Opini Bentang Sakati | Ruangatas.com

Di zaman ketika narasi telah menggantikan kebenaran, kita hidup dalam absurditas yang disiarkan secara massal, dikemas dalam konferensi pers penuh basa-basi, dan dilegalisasi lewat undang-undang yang konon demi rakyat, namun sejatinya hanya melayani segelintir elite. Segalanya kini bisa dipalsukan—bukan hanya barang, tapi juga niat, moral, bahkan sejarah itu sendiri. Sebuah zaman yang menukarkan nurani dengan kepentingan dan menjadikan ilusi sebagai fakta.

Bacaan Lainnya

Ini bukan gejala baru. Bahkan di masa para nabi, kita mengenal keberadaan nabi palsu. Namun pertanyaan mendasarnya tetap relevan: akankah kita terus menjadi penonton pasif dalam lakon kekuasaan, ataukah berani merebut naskahnya dan menulis ulang cerita bangsa ini dengan tinta kejujuran? Bukan sekadar meluruskan, tapi mengembalikan pada hakikat yang seharusnya.

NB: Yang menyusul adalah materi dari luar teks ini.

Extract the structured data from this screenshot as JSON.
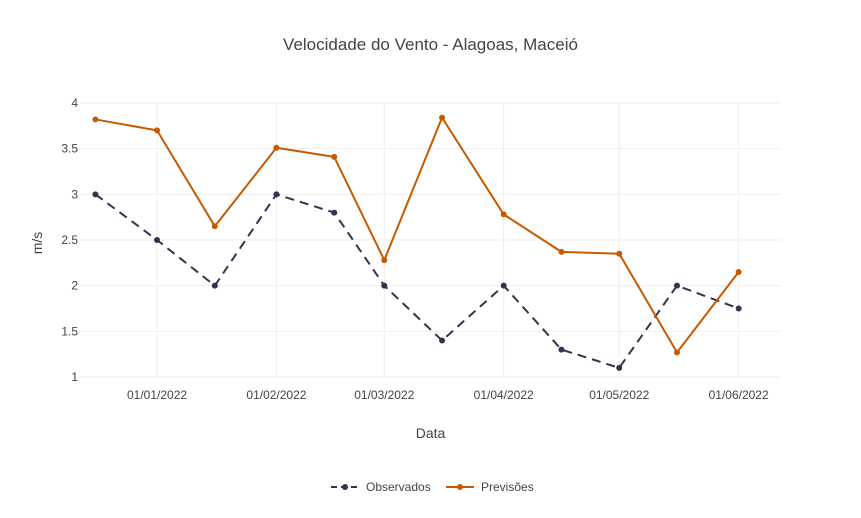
{
  "chart_data": {
    "type": "line",
    "title": "Velocidade do Vento - Alagoas, Maceió",
    "xlabel": "Data",
    "ylabel": "m/s",
    "xlim": [
      "2021-12-12",
      "2022-06-12"
    ],
    "ylim": [
      1,
      4
    ],
    "x_ticks": [
      {
        "value": "2022-01-01",
        "label": "01/01/2022"
      },
      {
        "value": "2022-02-01",
        "label": "01/02/2022"
      },
      {
        "value": "2022-03-01",
        "label": "01/03/2022"
      },
      {
        "value": "2022-04-01",
        "label": "01/04/2022"
      },
      {
        "value": "2022-05-01",
        "label": "01/05/2022"
      },
      {
        "value": "2022-06-01",
        "label": "01/06/2022"
      }
    ],
    "y_ticks": [
      {
        "value": 1,
        "label": "1"
      },
      {
        "value": 1.5,
        "label": "1.5"
      },
      {
        "value": 2,
        "label": "2"
      },
      {
        "value": 2.5,
        "label": "2.5"
      },
      {
        "value": 3,
        "label": "3"
      },
      {
        "value": 3.5,
        "label": "3.5"
      },
      {
        "value": 4,
        "label": "4"
      }
    ],
    "grid": true,
    "legend_position": "bottom-center",
    "series": [
      {
        "name": "Observados",
        "color": "#33334d",
        "dash": "dashed",
        "x": [
          "2021-12-16",
          "2022-01-01",
          "2022-01-16",
          "2022-02-01",
          "2022-02-16",
          "2022-03-01",
          "2022-03-16",
          "2022-04-01",
          "2022-04-16",
          "2022-05-01",
          "2022-05-16",
          "2022-06-01"
        ],
        "values": [
          3.0,
          2.5,
          2.0,
          3.0,
          2.8,
          2.0,
          1.4,
          2.0,
          1.3,
          1.1,
          2.0,
          1.75
        ]
      },
      {
        "name": "Previsões",
        "color": "#c55a00",
        "dash": "solid",
        "x": [
          "2021-12-16",
          "2022-01-01",
          "2022-01-16",
          "2022-02-01",
          "2022-02-16",
          "2022-03-01",
          "2022-03-16",
          "2022-04-01",
          "2022-04-16",
          "2022-05-01",
          "2022-05-16",
          "2022-06-01"
        ],
        "values": [
          3.82,
          3.7,
          2.65,
          3.51,
          3.41,
          2.28,
          3.84,
          2.78,
          2.37,
          2.35,
          1.27,
          2.15
        ]
      }
    ]
  }
}
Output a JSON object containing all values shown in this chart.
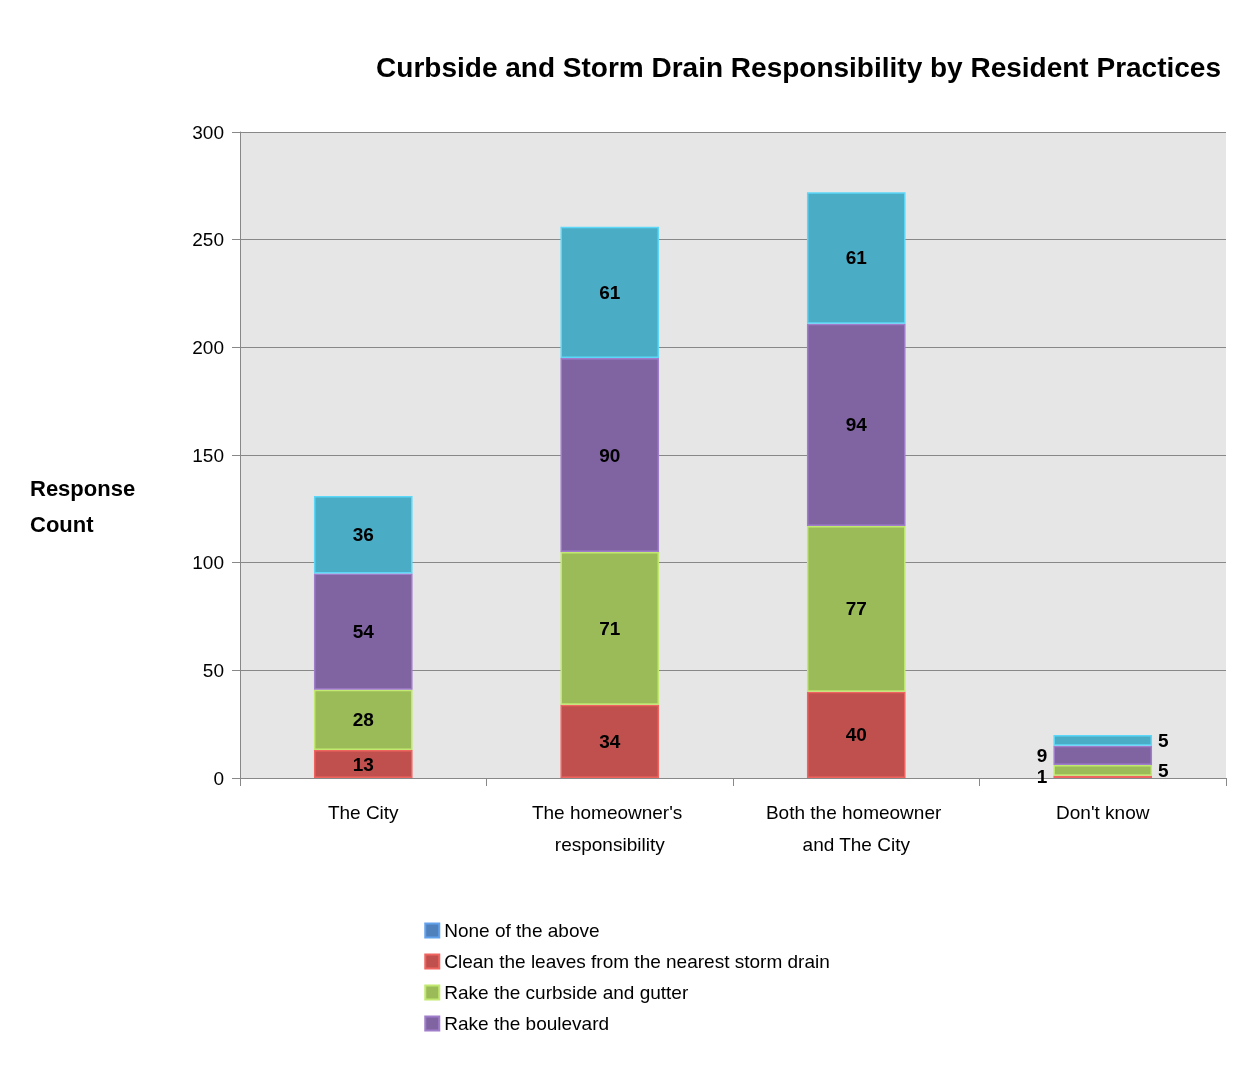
{
  "chart_data": {
    "type": "bar",
    "title": "Curbside and Storm Drain Responsibility by Resident Practices",
    "ylabel": "Response Count",
    "categories": [
      "The City",
      "The homeowner's responsibility",
      "Both the homeowner and The City",
      "Don't know"
    ],
    "stacked": true,
    "data_labels": true,
    "grid": "y",
    "legend": "bottom",
    "ylim": [
      0,
      300
    ],
    "yticks": [
      0,
      50,
      100,
      150,
      200,
      250,
      300
    ],
    "series": [
      {
        "name": "None of the above",
        "color": "#4f81bd",
        "values": [
          null,
          null,
          null,
          null
        ]
      },
      {
        "name": "Clean the leaves from the nearest storm drain",
        "color": "#c0504d",
        "values": [
          13,
          34,
          40,
          1
        ]
      },
      {
        "name": "Rake the curbside and gutter",
        "color": "#9bbb59",
        "values": [
          28,
          71,
          77,
          5
        ]
      },
      {
        "name": "Rake the boulevard",
        "color": "#8064a2",
        "values": [
          54,
          90,
          94,
          9
        ]
      },
      {
        "color": "#4bacc6",
        "values": [
          36,
          61,
          61,
          5
        ]
      }
    ]
  }
}
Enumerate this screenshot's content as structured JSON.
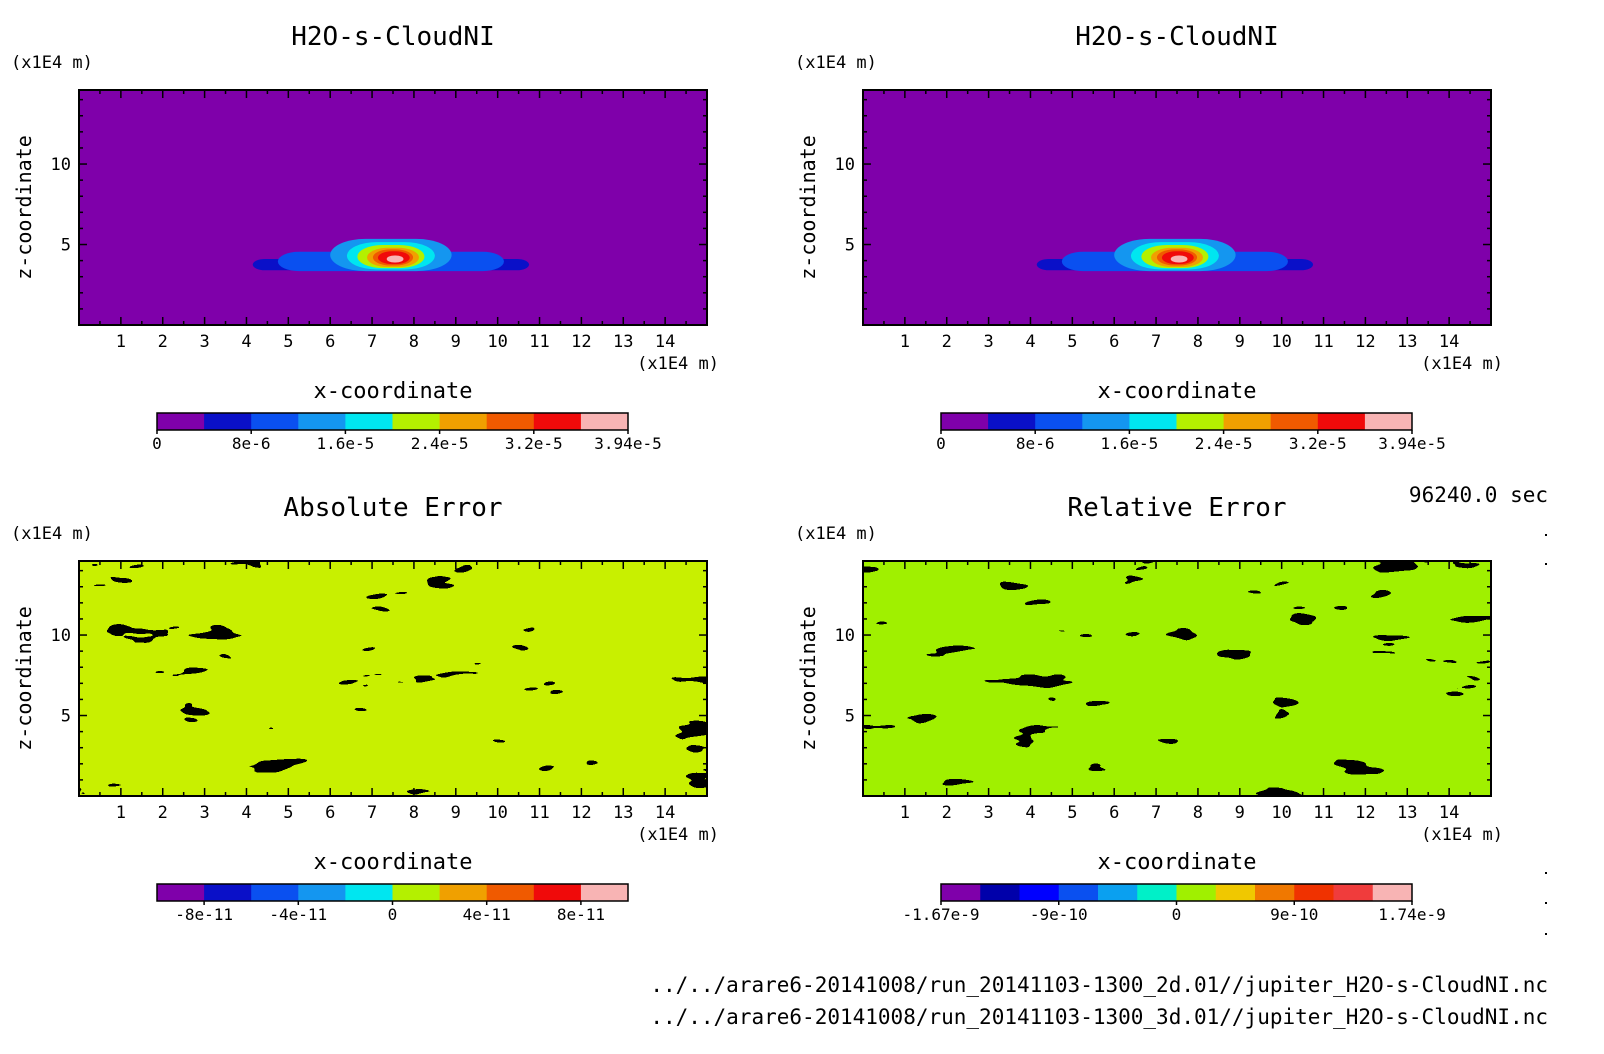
{
  "panels": [
    {
      "id": "tl",
      "type": "heatmap",
      "title": "H2O-s-CloudNI",
      "xlabel": "x-coordinate",
      "ylabel": "z-coordinate",
      "x_unit": "(x1E4 m)",
      "y_unit": "(x1E4 m)",
      "xlim": [
        0,
        15
      ],
      "ylim": [
        0,
        14.6
      ],
      "xticks": [
        1,
        2,
        3,
        4,
        5,
        6,
        7,
        8,
        9,
        10,
        11,
        12,
        13,
        14
      ],
      "yticks": [
        5,
        10
      ],
      "background": "#7f00aa",
      "feature": "cloud",
      "colorbar": {
        "colors": [
          "#7f00aa",
          "#0a10c8",
          "#0a50f0",
          "#1496f0",
          "#00e6f0",
          "#b4f000",
          "#f0a000",
          "#f05a00",
          "#f00a0a",
          "#f8b4b4"
        ],
        "tick_labels": [
          "0",
          "8e-6",
          "1.6e-5",
          "2.4e-5",
          "3.2e-5",
          "3.94e-5"
        ]
      }
    },
    {
      "id": "tr",
      "type": "heatmap",
      "title": "H2O-s-CloudNI",
      "xlabel": "x-coordinate",
      "ylabel": "z-coordinate",
      "x_unit": "(x1E4 m)",
      "y_unit": "(x1E4 m)",
      "xlim": [
        0,
        15
      ],
      "ylim": [
        0,
        14.6
      ],
      "xticks": [
        1,
        2,
        3,
        4,
        5,
        6,
        7,
        8,
        9,
        10,
        11,
        12,
        13,
        14
      ],
      "yticks": [
        5,
        10
      ],
      "background": "#7f00aa",
      "feature": "cloud",
      "colorbar": {
        "colors": [
          "#7f00aa",
          "#0a10c8",
          "#0a50f0",
          "#1496f0",
          "#00e6f0",
          "#b4f000",
          "#f0a000",
          "#f05a00",
          "#f00a0a",
          "#f8b4b4"
        ],
        "tick_labels": [
          "0",
          "8e-6",
          "1.6e-5",
          "2.4e-5",
          "3.2e-5",
          "3.94e-5"
        ]
      }
    },
    {
      "id": "bl",
      "type": "heatmap",
      "title": "Absolute Error",
      "xlabel": "x-coordinate",
      "ylabel": "z-coordinate",
      "x_unit": "(x1E4 m)",
      "y_unit": "(x1E4 m)",
      "xlim": [
        0,
        15
      ],
      "ylim": [
        0,
        14.6
      ],
      "xticks": [
        1,
        2,
        3,
        4,
        5,
        6,
        7,
        8,
        9,
        10,
        11,
        12,
        13,
        14
      ],
      "yticks": [
        5,
        10
      ],
      "background": "#c8f000",
      "noise_color": "#00f0f0",
      "feature": "noise",
      "colorbar": {
        "colors": [
          "#7f00aa",
          "#0a10c8",
          "#0a50f0",
          "#1496f0",
          "#00e6f0",
          "#b4f000",
          "#f0a000",
          "#f05a00",
          "#f00a0a",
          "#f8b4b4"
        ],
        "tick_labels": [
          "-8e-11",
          "-4e-11",
          "0",
          "4e-11",
          "8e-11"
        ]
      }
    },
    {
      "id": "br",
      "type": "heatmap",
      "title": "Relative Error",
      "xlabel": "x-coordinate",
      "ylabel": "z-coordinate",
      "x_unit": "(x1E4 m)",
      "y_unit": "(x1E4 m)",
      "xlim": [
        0,
        15
      ],
      "ylim": [
        0,
        14.6
      ],
      "xticks": [
        1,
        2,
        3,
        4,
        5,
        6,
        7,
        8,
        9,
        10,
        11,
        12,
        13,
        14
      ],
      "yticks": [
        5,
        10
      ],
      "background": "#a0f000",
      "noise_color": "#00f0c8",
      "feature": "noise",
      "colorbar": {
        "colors": [
          "#7f00aa",
          "#0000aa",
          "#0000ff",
          "#0a50f0",
          "#0aa0f0",
          "#00f0c8",
          "#a0f000",
          "#f0c800",
          "#f07800",
          "#f03200",
          "#f03c3c",
          "#f8b4b4"
        ],
        "tick_labels": [
          "-1.67e-9",
          "-9e-10",
          "0",
          "9e-10",
          "1.74e-9"
        ]
      }
    }
  ],
  "time_label": "96240.0 sec",
  "file_paths": [
    "../../arare6-20141008/run_20141103-1300_2d.01//jupiter_H2O-s-CloudNI.nc",
    "../../arare6-20141008/run_20141103-1300_3d.01//jupiter_H2O-s-CloudNI.nc"
  ],
  "chart_data": [
    {
      "type": "heatmap",
      "title": "H2O-s-CloudNI",
      "xlabel": "x-coordinate",
      "ylabel": "z-coordinate",
      "xlim": [
        0,
        15
      ],
      "ylim": [
        0,
        14.6
      ],
      "value_range": [
        0,
        3.94e-05
      ],
      "peak_location": {
        "x": 7.5,
        "z": 4.2
      }
    },
    {
      "type": "heatmap",
      "title": "H2O-s-CloudNI",
      "xlabel": "x-coordinate",
      "ylabel": "z-coordinate",
      "xlim": [
        0,
        15
      ],
      "ylim": [
        0,
        14.6
      ],
      "value_range": [
        0,
        3.94e-05
      ],
      "peak_location": {
        "x": 7.5,
        "z": 4.2
      }
    },
    {
      "type": "heatmap",
      "title": "Absolute Error",
      "xlabel": "x-coordinate",
      "ylabel": "z-coordinate",
      "xlim": [
        0,
        15
      ],
      "ylim": [
        0,
        14.6
      ],
      "value_range": [
        -8e-11,
        8e-11
      ]
    },
    {
      "type": "heatmap",
      "title": "Relative Error",
      "xlabel": "x-coordinate",
      "ylabel": "z-coordinate",
      "xlim": [
        0,
        15
      ],
      "ylim": [
        0,
        14.6
      ],
      "value_range": [
        -1.67e-09,
        1.74e-09
      ]
    }
  ]
}
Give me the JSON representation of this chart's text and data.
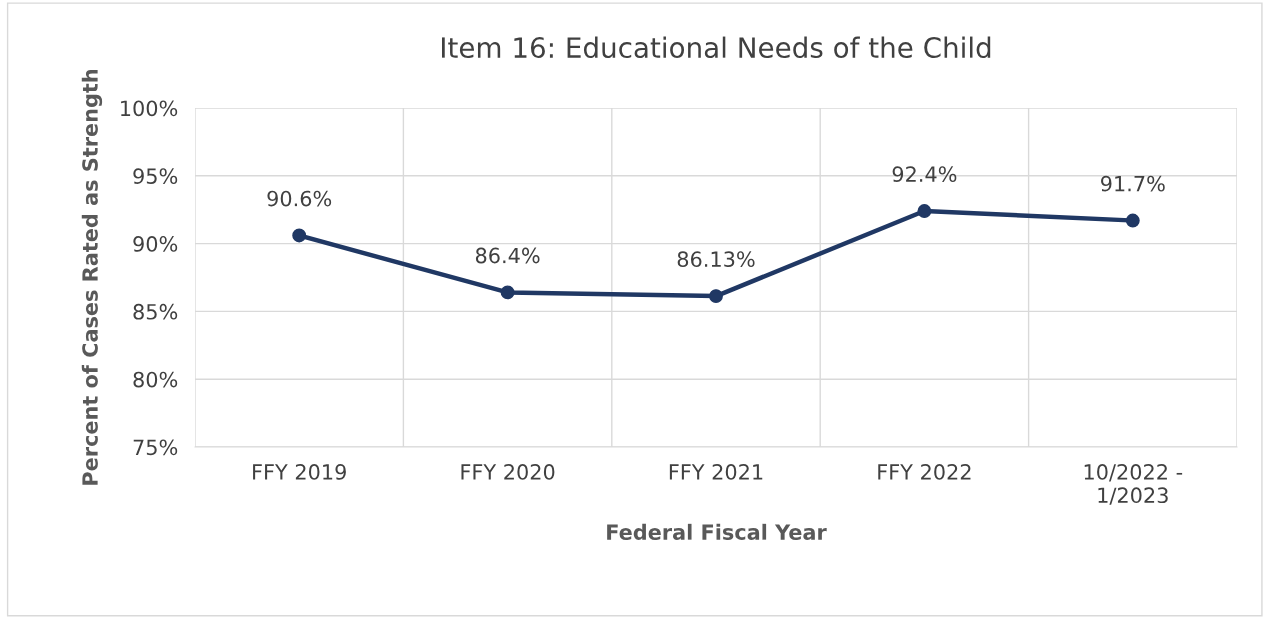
{
  "chart_data": {
    "type": "line",
    "title": "Item 16: Educational Needs of the Child",
    "xlabel": "Federal Fiscal Year",
    "ylabel": "Percent of Cases Rated as Strength",
    "categories": [
      "FFY 2019",
      "FFY 2020",
      "FFY 2021",
      "FFY 2022",
      "10/2022 -\n1/2023"
    ],
    "series": [
      {
        "color": "#203864",
        "values": [
          90.6,
          86.4,
          86.13,
          92.4,
          91.7
        ],
        "value_labels": [
          "90.6%",
          "86.4%",
          "86.13%",
          "92.4%",
          "91.7%"
        ]
      }
    ],
    "ylim": [
      75,
      100
    ],
    "yticks": [
      {
        "value": 75,
        "label": "75%"
      },
      {
        "value": 80,
        "label": "80%"
      },
      {
        "value": 85,
        "label": "85%"
      },
      {
        "value": 90,
        "label": "90%"
      },
      {
        "value": 95,
        "label": "95%"
      },
      {
        "value": 100,
        "label": "100%"
      }
    ],
    "grid": true,
    "marker": "circle",
    "line_style": "solid"
  }
}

Ketika politik menyusup ke ruang-ruang budaya dan agama, ia tidak selalu membawa pencerahan. Justru kerap menebar benih perpecahan. Ironisnya, kebusukan itu kini menjadi sistemik. Di ruang publik, kebohongan dipentaskan seperti komedi, disambut tawa, padahal kita tengah digiring menuju tragedi. Di panggung politik, rakyat hanya figuran. Dan figuran tak pernah diberi suara, hanya dimanfaatkan, lalu dilupakan.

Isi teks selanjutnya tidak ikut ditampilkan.